Risks and Limitations
To begin with, AI image generation tools are in a grey zone when it comes to the legal aspects of training these AI models on copyrighted images, generating new images in the style of other artists, and defining ownership over the output images. Clear regulations are required to protect original artists, whose works were used to train AI generation models, but also to recognize the contribution of AI creators, who master their prompting skills and generate remarkable artwork using AI.
Then, it’s important to remember that there are numerous well-known malicious uses of image generation models:
- AI image generators can be used to produce harmful content, including images related to violence, harassment, illegal activity, and hate.
- They can also be employed to produce fake images and videos of high-profile figures.
- Generative models also reflect the biases in the datasets on which they are trained. If samples from generative models trained on these datasets proliferate throughout the internet, then these biases will only be reinforced further.
AI image generators incorporate various filters to prevent generating harmful content, but these filters can be circumvented. It’s especially easy to do when the code is open-sourced, like in the case of Stable Diffusion.
In addition to numerous risks, AI text-to-image generators have their limitations:
- First of all, it’s a lack of control, when you cannot recreate an image you have in mind, no matter how detailed is your prompt.
- Image generators also have challenges with creating complex compositions, dynamic poses, and large crowds.
- As of now, they are unable to accurately depict letters, words, and symbols in images.
- Finally, AI image generation tools will not allow you to go too far in the stylization of your images if this requires significant deviation from proper structure and anatomy.
Conclusion
Despite the considerable limitations of current AI image generators, there are reasons for optimism regarding the future of this technology.

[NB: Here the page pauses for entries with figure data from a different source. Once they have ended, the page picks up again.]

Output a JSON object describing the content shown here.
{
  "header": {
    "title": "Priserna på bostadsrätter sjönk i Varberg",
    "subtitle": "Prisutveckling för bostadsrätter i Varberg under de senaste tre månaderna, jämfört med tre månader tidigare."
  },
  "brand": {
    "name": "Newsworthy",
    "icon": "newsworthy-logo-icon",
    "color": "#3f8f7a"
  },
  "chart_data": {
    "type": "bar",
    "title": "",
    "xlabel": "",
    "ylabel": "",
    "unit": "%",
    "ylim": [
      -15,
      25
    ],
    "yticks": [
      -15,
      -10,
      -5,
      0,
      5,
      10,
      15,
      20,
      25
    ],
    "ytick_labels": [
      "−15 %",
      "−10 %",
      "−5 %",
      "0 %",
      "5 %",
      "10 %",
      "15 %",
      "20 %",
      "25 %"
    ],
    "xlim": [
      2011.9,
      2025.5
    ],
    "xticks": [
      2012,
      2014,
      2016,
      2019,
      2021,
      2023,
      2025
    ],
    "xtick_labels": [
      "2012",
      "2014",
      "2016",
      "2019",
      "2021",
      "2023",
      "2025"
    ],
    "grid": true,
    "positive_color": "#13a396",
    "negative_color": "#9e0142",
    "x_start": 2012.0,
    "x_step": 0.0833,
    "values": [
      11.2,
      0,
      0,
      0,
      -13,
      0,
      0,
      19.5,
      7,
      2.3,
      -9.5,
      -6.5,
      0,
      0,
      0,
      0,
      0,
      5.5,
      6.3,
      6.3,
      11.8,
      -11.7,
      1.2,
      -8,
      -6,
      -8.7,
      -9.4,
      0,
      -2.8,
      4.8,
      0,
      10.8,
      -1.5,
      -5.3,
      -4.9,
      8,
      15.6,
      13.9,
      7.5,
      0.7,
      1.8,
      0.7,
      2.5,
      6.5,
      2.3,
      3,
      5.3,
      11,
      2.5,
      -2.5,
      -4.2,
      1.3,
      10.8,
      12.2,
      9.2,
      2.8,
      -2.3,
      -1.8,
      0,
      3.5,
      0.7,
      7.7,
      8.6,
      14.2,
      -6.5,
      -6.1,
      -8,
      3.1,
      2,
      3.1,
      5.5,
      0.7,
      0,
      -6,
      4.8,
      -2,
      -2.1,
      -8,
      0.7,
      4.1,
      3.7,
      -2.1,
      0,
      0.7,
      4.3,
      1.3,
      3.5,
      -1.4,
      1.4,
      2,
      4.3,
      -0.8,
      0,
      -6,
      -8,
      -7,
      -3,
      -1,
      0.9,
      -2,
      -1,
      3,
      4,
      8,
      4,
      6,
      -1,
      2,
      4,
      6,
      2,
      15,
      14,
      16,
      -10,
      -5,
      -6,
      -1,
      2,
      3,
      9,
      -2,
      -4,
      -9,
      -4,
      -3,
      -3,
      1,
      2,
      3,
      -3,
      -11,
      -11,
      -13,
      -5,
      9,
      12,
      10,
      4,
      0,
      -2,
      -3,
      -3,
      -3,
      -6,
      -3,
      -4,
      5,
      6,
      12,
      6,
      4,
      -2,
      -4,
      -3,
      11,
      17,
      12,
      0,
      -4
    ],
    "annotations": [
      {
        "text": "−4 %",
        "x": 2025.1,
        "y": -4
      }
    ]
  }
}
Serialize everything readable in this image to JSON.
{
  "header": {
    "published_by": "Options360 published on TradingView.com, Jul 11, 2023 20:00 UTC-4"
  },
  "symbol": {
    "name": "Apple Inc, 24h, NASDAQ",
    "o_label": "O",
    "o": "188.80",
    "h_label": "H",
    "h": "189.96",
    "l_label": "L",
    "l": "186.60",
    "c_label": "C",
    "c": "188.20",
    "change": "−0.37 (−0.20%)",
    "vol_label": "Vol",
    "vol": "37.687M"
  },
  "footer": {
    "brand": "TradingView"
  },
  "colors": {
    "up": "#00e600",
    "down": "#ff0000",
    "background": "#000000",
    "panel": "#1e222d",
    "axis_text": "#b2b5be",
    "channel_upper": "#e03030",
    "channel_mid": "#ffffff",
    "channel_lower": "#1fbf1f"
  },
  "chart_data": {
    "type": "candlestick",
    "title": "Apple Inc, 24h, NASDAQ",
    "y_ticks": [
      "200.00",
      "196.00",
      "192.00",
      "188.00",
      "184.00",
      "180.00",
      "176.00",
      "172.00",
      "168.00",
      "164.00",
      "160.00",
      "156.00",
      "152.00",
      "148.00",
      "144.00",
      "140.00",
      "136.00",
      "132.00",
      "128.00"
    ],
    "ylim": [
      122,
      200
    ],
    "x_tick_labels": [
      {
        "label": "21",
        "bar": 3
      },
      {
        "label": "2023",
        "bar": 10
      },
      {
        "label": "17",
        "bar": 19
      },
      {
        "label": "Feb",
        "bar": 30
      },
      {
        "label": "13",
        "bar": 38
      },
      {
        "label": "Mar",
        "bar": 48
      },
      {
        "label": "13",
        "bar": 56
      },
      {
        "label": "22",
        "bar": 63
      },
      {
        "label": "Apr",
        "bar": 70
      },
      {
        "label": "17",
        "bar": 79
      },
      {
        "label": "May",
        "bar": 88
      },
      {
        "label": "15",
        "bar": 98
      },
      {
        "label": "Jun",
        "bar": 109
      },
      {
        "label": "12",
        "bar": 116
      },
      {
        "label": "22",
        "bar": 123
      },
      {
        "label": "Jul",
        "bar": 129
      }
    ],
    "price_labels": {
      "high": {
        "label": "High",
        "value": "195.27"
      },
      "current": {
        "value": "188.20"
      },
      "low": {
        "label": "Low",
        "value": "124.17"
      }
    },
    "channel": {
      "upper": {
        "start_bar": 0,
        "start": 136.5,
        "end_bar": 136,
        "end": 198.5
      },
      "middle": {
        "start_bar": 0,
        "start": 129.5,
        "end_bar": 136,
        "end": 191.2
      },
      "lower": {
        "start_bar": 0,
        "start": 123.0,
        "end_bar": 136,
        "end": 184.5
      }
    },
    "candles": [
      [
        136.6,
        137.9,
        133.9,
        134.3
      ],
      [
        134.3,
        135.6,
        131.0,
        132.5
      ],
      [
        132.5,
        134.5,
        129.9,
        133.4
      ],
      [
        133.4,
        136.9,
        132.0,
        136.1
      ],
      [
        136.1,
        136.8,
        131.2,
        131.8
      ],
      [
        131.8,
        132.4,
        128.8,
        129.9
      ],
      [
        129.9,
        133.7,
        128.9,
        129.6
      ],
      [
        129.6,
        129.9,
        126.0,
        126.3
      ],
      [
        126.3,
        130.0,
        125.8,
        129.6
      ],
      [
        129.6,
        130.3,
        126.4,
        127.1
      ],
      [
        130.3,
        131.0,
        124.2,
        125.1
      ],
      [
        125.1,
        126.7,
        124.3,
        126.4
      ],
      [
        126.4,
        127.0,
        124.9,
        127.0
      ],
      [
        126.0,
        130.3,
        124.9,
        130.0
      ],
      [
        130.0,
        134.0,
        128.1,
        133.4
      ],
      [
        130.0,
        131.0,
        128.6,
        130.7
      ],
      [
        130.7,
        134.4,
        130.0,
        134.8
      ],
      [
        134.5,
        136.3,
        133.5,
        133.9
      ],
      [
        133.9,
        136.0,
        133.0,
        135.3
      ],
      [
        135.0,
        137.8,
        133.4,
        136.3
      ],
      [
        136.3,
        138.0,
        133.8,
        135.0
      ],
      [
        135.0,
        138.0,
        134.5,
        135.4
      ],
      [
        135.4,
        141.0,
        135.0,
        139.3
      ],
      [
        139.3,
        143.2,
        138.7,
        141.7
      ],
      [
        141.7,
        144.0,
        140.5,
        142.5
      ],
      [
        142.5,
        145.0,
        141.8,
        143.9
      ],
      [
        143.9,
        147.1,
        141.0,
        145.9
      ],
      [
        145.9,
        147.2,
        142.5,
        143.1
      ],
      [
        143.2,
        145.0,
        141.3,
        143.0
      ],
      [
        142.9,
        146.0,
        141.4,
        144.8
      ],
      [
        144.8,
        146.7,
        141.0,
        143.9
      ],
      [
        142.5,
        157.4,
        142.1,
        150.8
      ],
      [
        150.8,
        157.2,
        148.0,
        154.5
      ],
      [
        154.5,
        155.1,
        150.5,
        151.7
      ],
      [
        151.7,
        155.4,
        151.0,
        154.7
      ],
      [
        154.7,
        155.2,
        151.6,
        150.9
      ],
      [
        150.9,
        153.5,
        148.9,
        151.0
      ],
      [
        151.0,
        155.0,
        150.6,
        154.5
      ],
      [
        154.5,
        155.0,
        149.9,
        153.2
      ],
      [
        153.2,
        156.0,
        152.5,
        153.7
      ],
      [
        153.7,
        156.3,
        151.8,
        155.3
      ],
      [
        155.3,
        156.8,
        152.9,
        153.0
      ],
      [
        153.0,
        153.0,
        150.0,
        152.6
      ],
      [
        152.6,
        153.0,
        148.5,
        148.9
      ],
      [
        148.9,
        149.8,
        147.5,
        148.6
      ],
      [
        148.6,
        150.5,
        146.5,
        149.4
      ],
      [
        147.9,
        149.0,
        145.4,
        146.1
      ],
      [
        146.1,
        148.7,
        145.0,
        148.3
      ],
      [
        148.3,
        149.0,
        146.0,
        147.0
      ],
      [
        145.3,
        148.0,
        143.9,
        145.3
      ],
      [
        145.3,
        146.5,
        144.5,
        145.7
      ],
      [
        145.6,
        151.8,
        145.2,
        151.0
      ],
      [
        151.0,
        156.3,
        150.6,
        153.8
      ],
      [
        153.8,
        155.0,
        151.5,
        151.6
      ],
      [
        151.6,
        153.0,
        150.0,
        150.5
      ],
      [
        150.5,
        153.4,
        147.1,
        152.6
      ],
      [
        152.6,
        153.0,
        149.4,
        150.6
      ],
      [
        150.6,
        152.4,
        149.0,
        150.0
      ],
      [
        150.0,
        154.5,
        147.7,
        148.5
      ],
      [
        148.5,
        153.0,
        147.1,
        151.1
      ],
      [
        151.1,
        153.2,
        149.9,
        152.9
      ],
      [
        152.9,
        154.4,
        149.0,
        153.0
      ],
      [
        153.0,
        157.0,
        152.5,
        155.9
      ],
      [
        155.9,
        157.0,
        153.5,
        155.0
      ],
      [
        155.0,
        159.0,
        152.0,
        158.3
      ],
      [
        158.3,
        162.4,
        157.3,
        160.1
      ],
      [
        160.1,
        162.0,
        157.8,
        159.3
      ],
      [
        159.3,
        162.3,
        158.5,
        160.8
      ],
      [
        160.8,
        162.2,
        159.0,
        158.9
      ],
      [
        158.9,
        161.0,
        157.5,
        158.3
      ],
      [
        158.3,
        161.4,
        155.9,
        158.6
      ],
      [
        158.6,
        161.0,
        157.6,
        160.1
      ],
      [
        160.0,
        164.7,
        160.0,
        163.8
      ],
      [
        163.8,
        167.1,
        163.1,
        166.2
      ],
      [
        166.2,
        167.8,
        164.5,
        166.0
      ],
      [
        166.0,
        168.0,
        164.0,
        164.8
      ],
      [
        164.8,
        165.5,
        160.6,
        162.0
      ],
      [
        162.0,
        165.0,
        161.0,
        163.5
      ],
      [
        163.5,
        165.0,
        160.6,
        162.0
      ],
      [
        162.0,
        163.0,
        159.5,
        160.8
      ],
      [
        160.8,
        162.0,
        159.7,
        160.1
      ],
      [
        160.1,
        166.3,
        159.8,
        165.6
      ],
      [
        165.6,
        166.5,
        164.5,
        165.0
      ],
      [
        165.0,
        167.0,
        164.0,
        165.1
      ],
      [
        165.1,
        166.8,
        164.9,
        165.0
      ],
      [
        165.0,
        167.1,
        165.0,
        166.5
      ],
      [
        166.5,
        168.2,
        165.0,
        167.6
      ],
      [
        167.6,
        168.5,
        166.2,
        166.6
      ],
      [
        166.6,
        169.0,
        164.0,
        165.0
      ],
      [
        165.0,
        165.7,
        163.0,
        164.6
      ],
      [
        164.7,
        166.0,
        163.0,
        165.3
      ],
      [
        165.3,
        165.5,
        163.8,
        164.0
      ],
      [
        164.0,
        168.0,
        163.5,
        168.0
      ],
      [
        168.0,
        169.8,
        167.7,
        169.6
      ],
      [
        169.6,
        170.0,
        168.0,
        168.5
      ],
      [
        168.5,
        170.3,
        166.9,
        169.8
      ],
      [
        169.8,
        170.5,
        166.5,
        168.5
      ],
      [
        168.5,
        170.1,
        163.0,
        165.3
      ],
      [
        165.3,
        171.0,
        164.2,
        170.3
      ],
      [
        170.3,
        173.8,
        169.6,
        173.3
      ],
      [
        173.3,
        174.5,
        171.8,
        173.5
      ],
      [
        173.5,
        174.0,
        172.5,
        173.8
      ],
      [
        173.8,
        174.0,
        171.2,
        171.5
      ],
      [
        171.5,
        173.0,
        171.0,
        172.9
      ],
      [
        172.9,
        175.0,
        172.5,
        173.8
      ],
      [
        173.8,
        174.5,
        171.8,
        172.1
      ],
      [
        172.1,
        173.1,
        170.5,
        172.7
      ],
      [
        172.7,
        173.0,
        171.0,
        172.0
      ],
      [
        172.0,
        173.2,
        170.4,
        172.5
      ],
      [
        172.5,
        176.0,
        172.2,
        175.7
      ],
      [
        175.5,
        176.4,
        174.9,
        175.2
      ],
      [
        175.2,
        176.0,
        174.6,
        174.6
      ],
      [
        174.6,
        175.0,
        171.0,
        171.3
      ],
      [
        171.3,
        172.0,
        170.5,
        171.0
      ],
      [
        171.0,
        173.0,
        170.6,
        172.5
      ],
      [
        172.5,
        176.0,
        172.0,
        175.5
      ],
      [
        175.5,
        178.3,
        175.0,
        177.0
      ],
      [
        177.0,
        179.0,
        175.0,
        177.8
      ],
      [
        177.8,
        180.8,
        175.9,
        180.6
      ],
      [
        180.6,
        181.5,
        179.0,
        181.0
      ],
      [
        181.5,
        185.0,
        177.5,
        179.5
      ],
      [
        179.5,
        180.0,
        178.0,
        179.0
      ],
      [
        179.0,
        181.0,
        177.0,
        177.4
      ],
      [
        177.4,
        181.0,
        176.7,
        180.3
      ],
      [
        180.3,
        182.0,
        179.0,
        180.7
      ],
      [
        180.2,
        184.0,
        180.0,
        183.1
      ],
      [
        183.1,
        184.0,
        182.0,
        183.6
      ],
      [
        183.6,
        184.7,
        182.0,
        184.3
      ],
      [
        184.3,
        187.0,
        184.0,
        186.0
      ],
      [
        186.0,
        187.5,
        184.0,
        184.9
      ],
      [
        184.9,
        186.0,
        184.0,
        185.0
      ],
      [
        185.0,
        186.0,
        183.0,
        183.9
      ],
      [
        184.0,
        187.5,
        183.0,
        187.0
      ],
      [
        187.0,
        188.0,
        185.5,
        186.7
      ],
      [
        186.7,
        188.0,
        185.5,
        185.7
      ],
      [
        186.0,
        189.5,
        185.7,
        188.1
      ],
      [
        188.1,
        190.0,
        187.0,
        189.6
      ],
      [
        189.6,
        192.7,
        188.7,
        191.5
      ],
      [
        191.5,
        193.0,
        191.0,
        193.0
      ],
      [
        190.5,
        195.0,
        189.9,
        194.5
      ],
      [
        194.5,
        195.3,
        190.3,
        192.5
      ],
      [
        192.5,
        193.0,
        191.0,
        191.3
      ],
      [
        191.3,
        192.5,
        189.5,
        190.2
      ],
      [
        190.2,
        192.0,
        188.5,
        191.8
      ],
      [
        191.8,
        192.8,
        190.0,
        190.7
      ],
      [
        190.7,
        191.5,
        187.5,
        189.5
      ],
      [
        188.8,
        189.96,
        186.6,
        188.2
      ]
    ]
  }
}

Over the past year, the field has witnessed tremendous advancements, and it is reasonable to expect that some of the technology’s shortcomings will be addressed in the near future.
ControlNet is an example of a recent development that gives AI creators more control over the output images, while Stable Diffusion’s team is working on accurately generating words within images. Midjourney is implementing a new AI moderation system to block harmful content, but also avoid wrongly banning innocent prompts.
The aforementioned instances serve as a mere glimpse into the efforts being made in the field to enhance the abilities and ethical considerations of AI-generated images. As AI continues to evolve, we can anticipate increasingly sophisticated models that can better understand the real world and produce more accurate and diverse images.